You can see photos of them and see details – their species, length, weight, the day they were tagged and the location where they were tagged…and even more cool, just how many miles they have traveled since they were tagged. Let me tell you, some of these sharks get around!
Click on the “Where have I been?” button and you’ll be able to see the migratory pattern of each of these sharks.
“Sharks be crazy,” to paraphrase Sheldon of the Big Bang Theory. And they seem to be! Some are ‘sharks on a mission’ – they go in an absolute straight line to get from point A to B…because they’re all business and no fun. No time for side trips.
Then there are others that meander about in a very small area – they like it close to home and don’t want to venture out into the wild blue.

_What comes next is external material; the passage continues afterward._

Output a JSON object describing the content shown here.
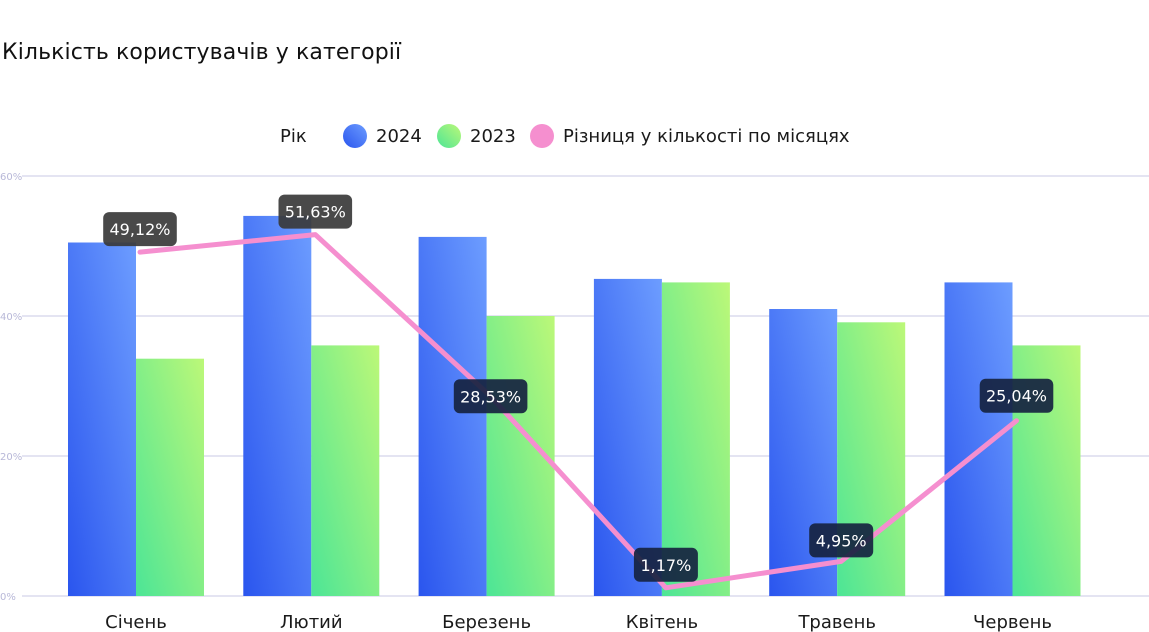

And then…then there are the nutty ones. These are my favorites (of course, right!?). These sharks look like they’re on some kind of a major caffeine trip because they’re just all over the place. It looks like you gave a pen to a toddler and told them to draw some majorly complicated picture and you come away with this chaotic scribbly mess.
I’ve chosen a few of my favorites to show you the different sharks and different patterns. So anyway, if you like sharks, like me, or are just interested in sharks, you should check out the app or go to their website (you can see the map and “pings” there too). I warn you though; it can be quite addictive to see where your faves are spending their time and waiting to see where they’re going to surface next.